Carsten Daugbjerg is a Professor in the Crawford School of Public Policy. He received his PhD in Political Science from the Aarhus University, Denmark. Previously he has held academic appointments at Aarhus University and University of Copenhagen. From 2009 to 2011 he was a visiting fellow in the Research School of Social Sciences, the ANU. His field of research is comparative public policy, specialising in agricultural policy reform, trade negotiations in the WTO, public and private food standards in global trade, government interest group relations and environmental policy.
He has published widely on these issues in leading international journals, has had four books published, including Ideas, Institutions and Trade: The WTO and the Curious Role of EU Farm Policy in Trade Liberalization (Oxford University Press, 2009), and has contributed with chapters to numerous edited books. A substantial part of this research applies an inter-disciplinary approach.

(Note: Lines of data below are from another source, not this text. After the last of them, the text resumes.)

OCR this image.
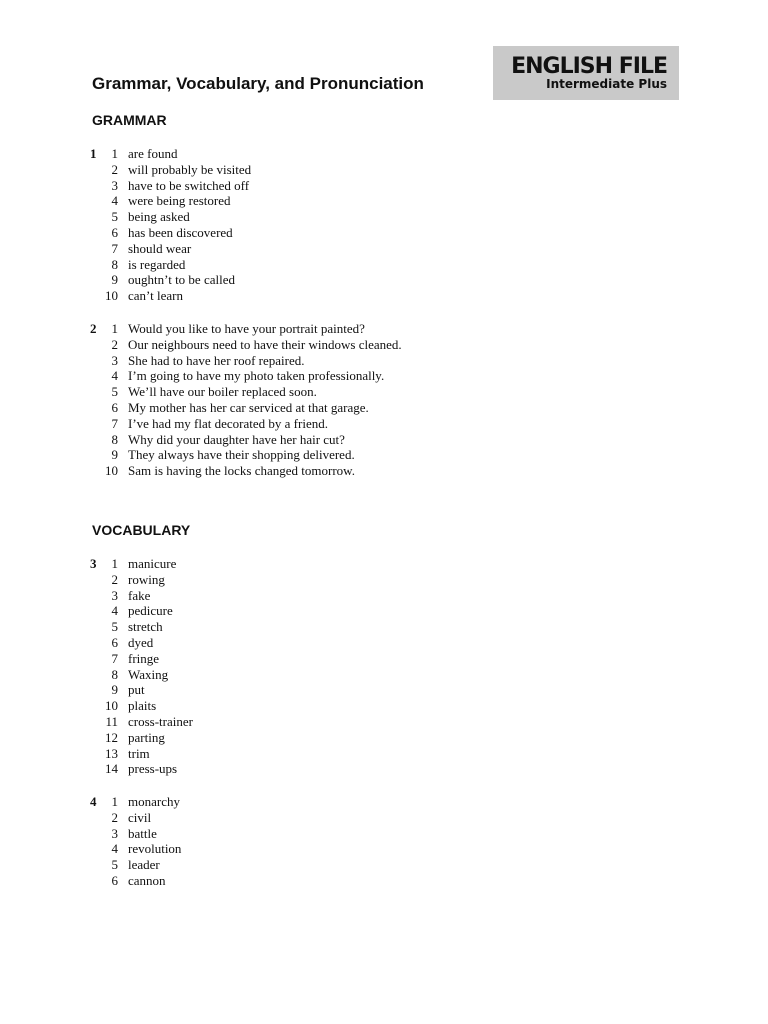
Grammar, Vocabulary, and Pronunciation
ENGLISH FILE
Intermediate Plus
GRAMMAR
1	1 are found
2 will probably be visited
3 have to be switched off
4 were being restored
5 being asked
6 has been discovered
7 should wear
8 is regarded
9 oughtn’t to be called
10 can’t learn
2	1 Would you like to have your portrait painted?
2 Our neighbours need to have their windows cleaned.
3 She had to have her roof repaired.
4 I’m going to have my photo taken professionally.
5 We’ll have our boiler replaced soon.
6 My mother has her car serviced at that garage.
7 I’ve had my flat decorated by a friend.
8 Why did your daughter have her hair cut?
9 They always have their shopping delivered.
10 Sam is having the locks changed tomorrow.
VOCABULARY
3	1 manicure
2 rowing
3 fake
4 pedicure
5 stretch
6 dyed
7 fringe
8 Waxing
9 put
10 plaits
11 cross-trainer
12 parting
13 trim
14 press-ups
4	1 monarchy
2 civil
3 battle
4 revolution
5 leader
6 cannon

He is a former Major in the Danish Royal Life Guards Regiment and served actively as a reserve officer in the Danish Army for seventeen years in parallel to his academic career. Until taking up his post at the ANU in 2013 he was also a part-time farmer in Denmark, producing organic beef and wheat.
- The Danish Council for Strategic Research grant: BIOsoc – International and national governance of bioenergy: Trade, environment and integration of energy systems.’
- Theories of comparative public policy, in particular policy network and governance theories, historical institutionalism, ideational theory, policy instrument and policy design theory.
- Agricultural policy reform processes and outcomes.
- Trade negotiations in the WTO with a particular focus on the agricultural trade negotiations.
- The relationship between WTO food trade regime and private food standard schemes.
- Government interest group relations.
- Environmental policy, focusing in particular on the politics of green taxation, agri-environmental regulation, comparative organic food policies and biofuels policy.